Technical analysis and the modern investment process.
4 min read
What is Technical Analysis?
Technical analysis aims to predict future market direction and trends based on past prices. Support and resistance are two key concepts among a vast array of technical indicators. On a chart, support is where analysts expect buyers to step in and prop up prices after a drop, generally because the security/market has fallen to that price before and then rebounded. Resistance is the opposite; a point where technical analysts expect selling to drive prices lower after a rally. When prices break through either of these, chartists expect it to continue in that direction. Chartists watch moving averages to spot areas of support and resistance. A moving average is simply the average price over a set period of time, which theoretically illustrates a broad trend.
Does Technical Analysis Work?
Technical indicators seem to "work" often enough to maintain their reputation among advocates and fail frequently enough to appease skeptics. However, there are also market environments where fundamental analysis or academically driven quant analysis proves ineffective.
Several academic studies agree with the chartists. Technical analysis may well be an effective means for extracting useful information from market prices. In a rejection of The Random Walk Hypothesis in U.S. Stock Indices, Lo and MacKinlay (1988, 1999) showed past prices may be used to forecast future returns to some degree, a fact any retail chartist takes for granted. Additional indirect support includes studies such as Rouwenhorst (1998), and more direct support examples include Allen and Karjalainen (1999).
It’s reasonable to say technical analysis works at times, is especially suited to short-term trading, and retains relevance as long as humans driven by fear and greed drive markets.
Do Hedge Funds use Technical Analysis?
Many hedge fund non-arbitrage algorithmic trading systems keep a close eye on trends and employ strategies to capitalize on them. There is a growing trend among hedge funds and the overall financial services sector that professes the automation of trading strategies, with the strategies themselves being highly complex and sophisticated technical analysis.
However, technical analysis is markedly more popular among individual traders than hedge funds, with the perception that it’s archaic, less effective, and not scientific. Increases in computational power help bridge this chasm, though a historic linguistic barrier seems part of the equation. Campbell, Lo, and MacKinlay (1997) provide an example of the jargon divide with two statements. First, consider the following statement:
"The presence of clearly identified support and resistance levels, coupled with a one-third retracement parameter when prices lie between them, suggests the presence of strong buying and selling opportunities in the near-term."
Then this one:
"The magnitudes and decay pattern of the first twelve autocorrelations and the statistical significance of the Box-Pierce Q-statistic suggest the presence of a high-frequency predictable component in stock returns."
Both statements indicate past prices contain information for predicting future returns. However, the former is often considered intuitive and subjective while the latter is perceived as statistical and scientific.
Human nature’s inherent eternal need for a good story is also part of the equation. Take the example of Richard Dennis’s famous trading system from the late 80’s. When the strategy rules were revealed, they could be summarized as disciplined technical analysis. Labeling the system “turtles” with the story most anyone could be trained in these methods makes for significantly better print.
The need for higher-level storytelling increases proportionately with fees.

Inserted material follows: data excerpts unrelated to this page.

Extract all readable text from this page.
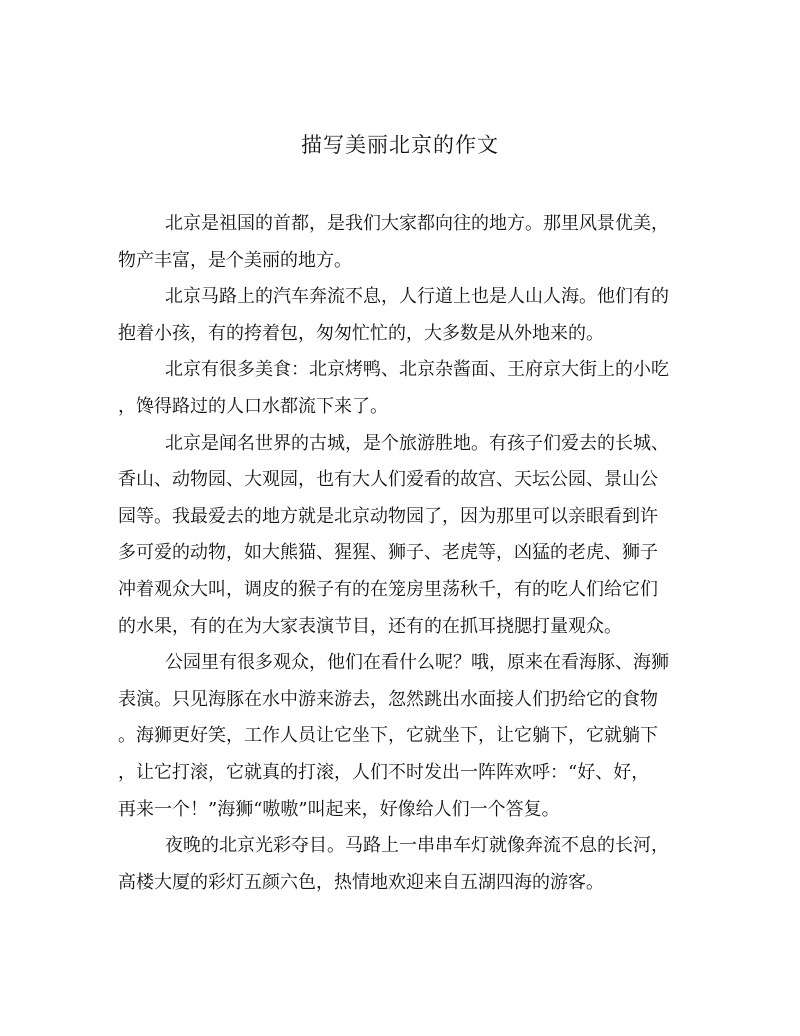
描写美丽北京的作文
北京是祖国的首都，是我们大家都向往的地方。那里风景优美，
物产丰富，是个美丽的地方。
北京马路上的汽车奔流不息，人行道上也是人山人海。他们有的
抱着小孩，有的挎着包，匆匆忙忙的，大多数是从外地来的。
北京有很多美食：北京烤鸭、北京杂酱面、王府京大街上的小吃
，馋得路过的人口水都流下来了。
北京是闻名世界的古城，是个旅游胜地。有孩子们爱去的长城、
香山、动物园、大观园，也有大人们爱看的故宫、天坛公园、景山公
园等。我最爱去的地方就是北京动物园了，因为那里可以亲眼看到许
多可爱的动物，如大熊猫、猩猩、狮子、老虎等，凶猛的老虎、狮子
冲着观众大叫，调皮的猴子有的在笼房里荡秋千，有的吃人们给它们
的水果，有的在为大家表演节目，还有的在抓耳挠腮打量观众。
公园里有很多观众，他们在看什么呢？哦，原来在看海豚、海狮
表演。只见海豚在水中游来游去，忽然跳出水面接人们扔给它的食物
。海狮更好笑，工作人员让它坐下，它就坐下，让它躺下，它就躺下
，让它打滚，它就真的打滚，人们不时发出一阵阵欢呼：“好、好，
再来一个！”海狮“嗷嗷”叫起来，好像给人们一个答复。
夜晚的北京光彩夺目。马路上一串串车灯就像奔流不息的长河，
高楼大厦的彩灯五颜六色，热情地欢迎来自五湖四海的游客。
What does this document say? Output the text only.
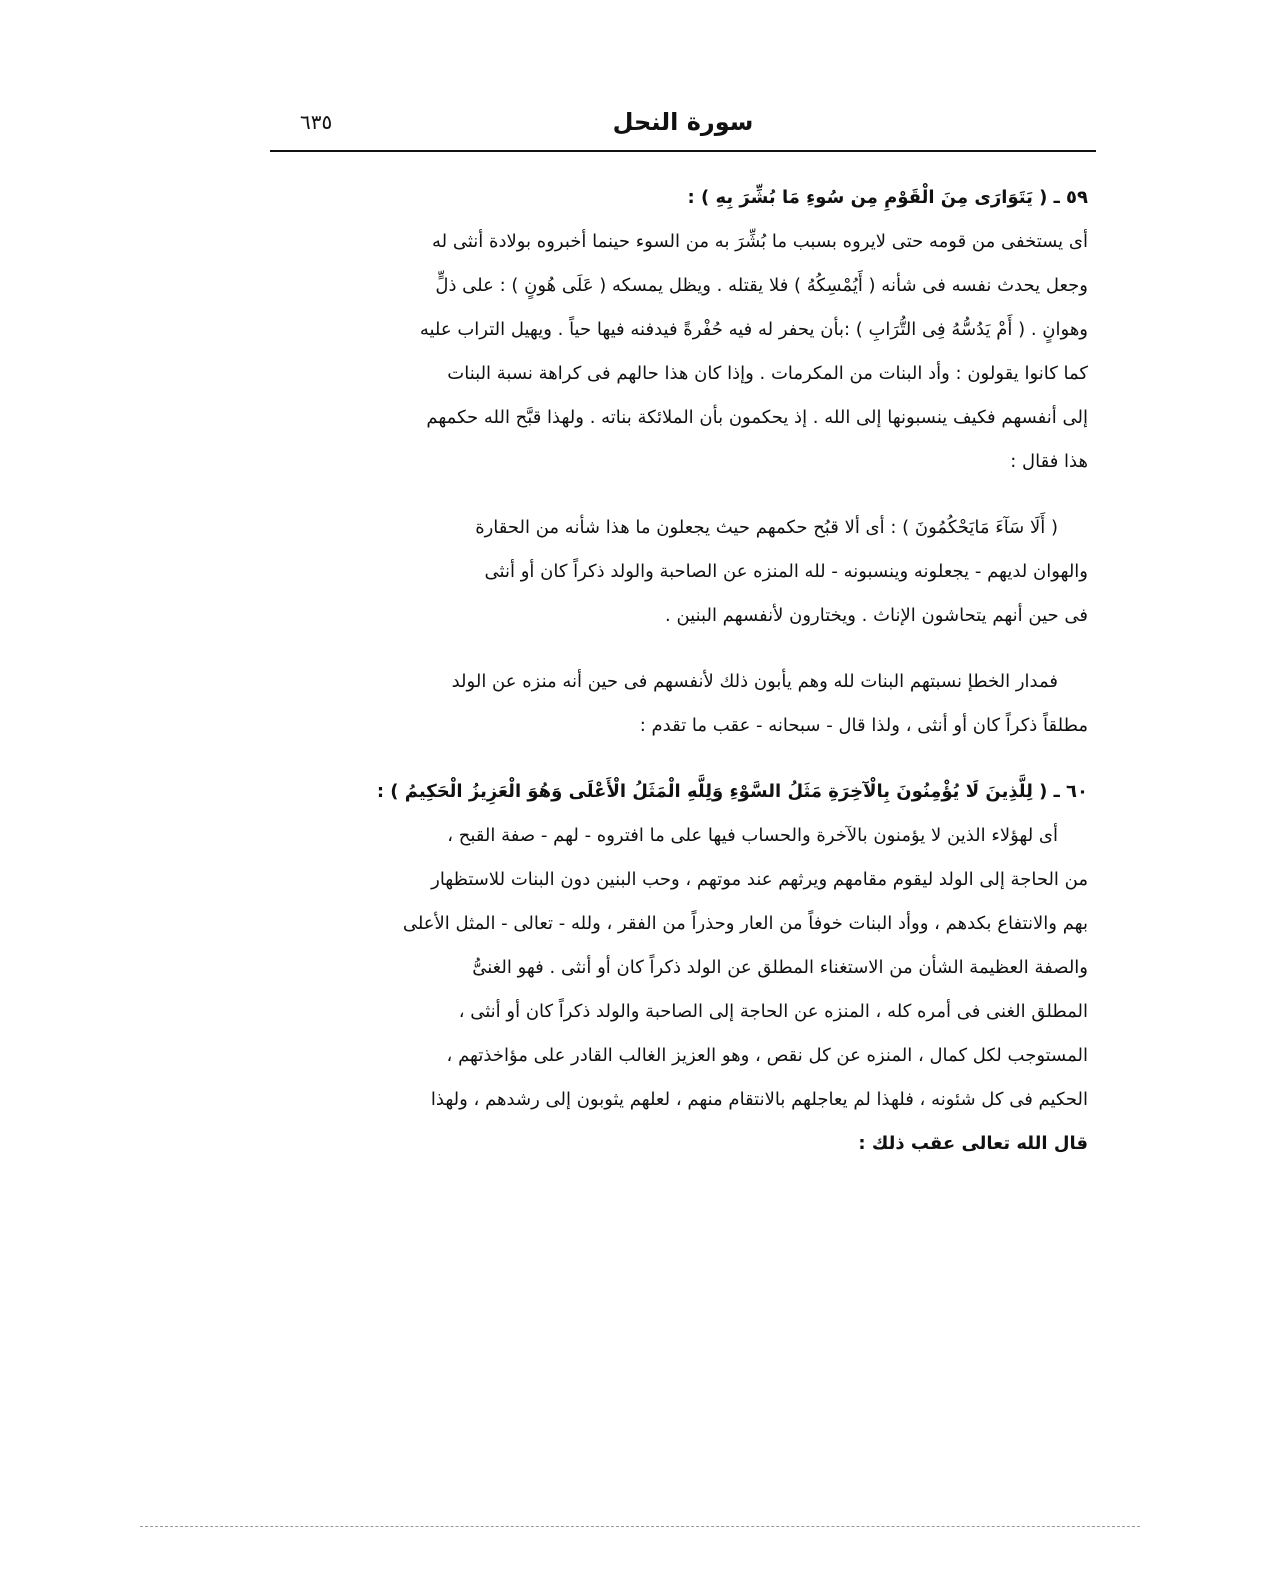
سورة النحل
٦٣٥
٥٩ ـ ( يَتَوَارَى مِنَ الْقَوْمِ مِن سُوءِ مَا بُشِّرَ بِهِ ) :
أى يستخفى من قومه حتى لايروه بسبب ما بُشِّرَ به من السوء حينما أخبروه بولادة أنثى له
وجعل يحدث نفسه فى شأنه ( أَيُمْسِكُهُ ) فلا يقتله . ويظل يمسكه ( عَلَى هُونٍ ) : على ذلٍّ
وهوانٍ . ( أَمْ يَدُسُّهُ فِى التُّرَابِ ) :بأن يحفر له فيه حُفْرةً فيدفنه فيها حياً . ويهيل التراب عليه
كما كانوا يقولون : وأد البنات من المكرمات . وإذا كان هذا حالهم فى كراهة نسبة البنات
إلى أنفسهم فكيف ينسبونها إلى الله . إذ يحكمون بأن الملائكة بناته . ولهذا قبَّح الله حكمهم
هذا فقال :
( أَلَا سَآءَ مَايَحْكُمُونَ ) : أى ألا قبُح حكمهم حيث يجعلون ما هذا شأنه من الحقارة
والهوان لديهم - يجعلونه وينسبونه - لله المنزه عن الصاحبة والولد ذكراً كان أو أنثى
فى حين أنهم يتحاشون الإناث . ويختارون لأنفسهم البنين .
فمدار الخطإ نسبتهم البنات لله وهم يأبون ذلك لأنفسهم فى حين أنه منزه عن الولد
مطلقاً ذكراً كان أو أنثى ، ولذا قال - سبحانه - عقب ما تقدم :
٦٠ ـ ( لِلَّذِينَ لَا يُؤْمِنُونَ بِالْآخِرَةِ مَثَلُ السَّوْءِ وَلِلَّهِ الْمَثَلُ الْأَعْلَى وَهُوَ الْعَزِيزُ الْحَكِيمُ ) :
أى لهؤلاء الذين لا يؤمنون بالآخرة والحساب فيها على ما افتروه - لهم - صفة القبح ،
من الحاجة إلى الولد ليقوم مقامهم ويرثهم عند موتهم ، وحب البنين دون البنات للاستظهار
بهم والانتفاع بكدهم ، ووأد البنات خوفاً من العار وحذراً من الفقر ، ولله - تعالى - المثل الأعلى
والصفة العظيمة الشأن من الاستغناء المطلق عن الولد ذكراً كان أو أنثى . فهو الغنىُّ
المطلق الغنى فى أمره كله ، المنزه عن الحاجة إلى الصاحبة والولد ذكراً كان أو أنثى ،
المستوجب لكل كمال ، المنزه عن كل نقص ، وهو العزيز الغالب القادر على مؤاخذتهم ،
الحكيم فى كل شئونه ، فلهذا لم يعاجلهم بالانتقام منهم ، لعلهم يثوبون إلى رشدهم ، ولهذا
قال الله تعالى عقب ذلك :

Hedge funds require a compelling narrative, especially in the wake of highly publicized blow ups.
In a nut shell, over time, investment managers enhanced the basic trend narrative with academic story telling. In addition to just prices, the story evolved to include additional features such as signal processing, behavioral finance, or crisis alpha. This is not to say these features were not additive; however, none of it changes the basic fact that every investment strategy faces peaks and troughs. It’s a particularly prudent idea to introduce such measures when any hedge fund strategy endures extended periods of .5 Sharpe ratio doldrums.
Hedge funds absolutely use technical analysis. However, when investors pay the high fees hedge funds command, there must also be a correspondingly superior level of storytelling involved. Given evolutions in financial engineering, computing technology, and numerical algorithms, it’s no surprise that the label quantitative finance has overtaken technical analysis in popularity.
AHL co-founder Martin Lueck was even more candid in an interview for Niels Kaastrup-Larsen’s Top Traders Unplugged podcast.
“Having developed these models from… I’ve talked about arcane roots and chartism. Gradually you put more scientific rigor on them, and you find they are signal-processing techniques with certain statistical characteristics, and it all became, in a sense, more respectable.”
Upon closer examination of CTA, quant, or short-term trading strategies, technical analysis is back under the shell and hiding in plain sight.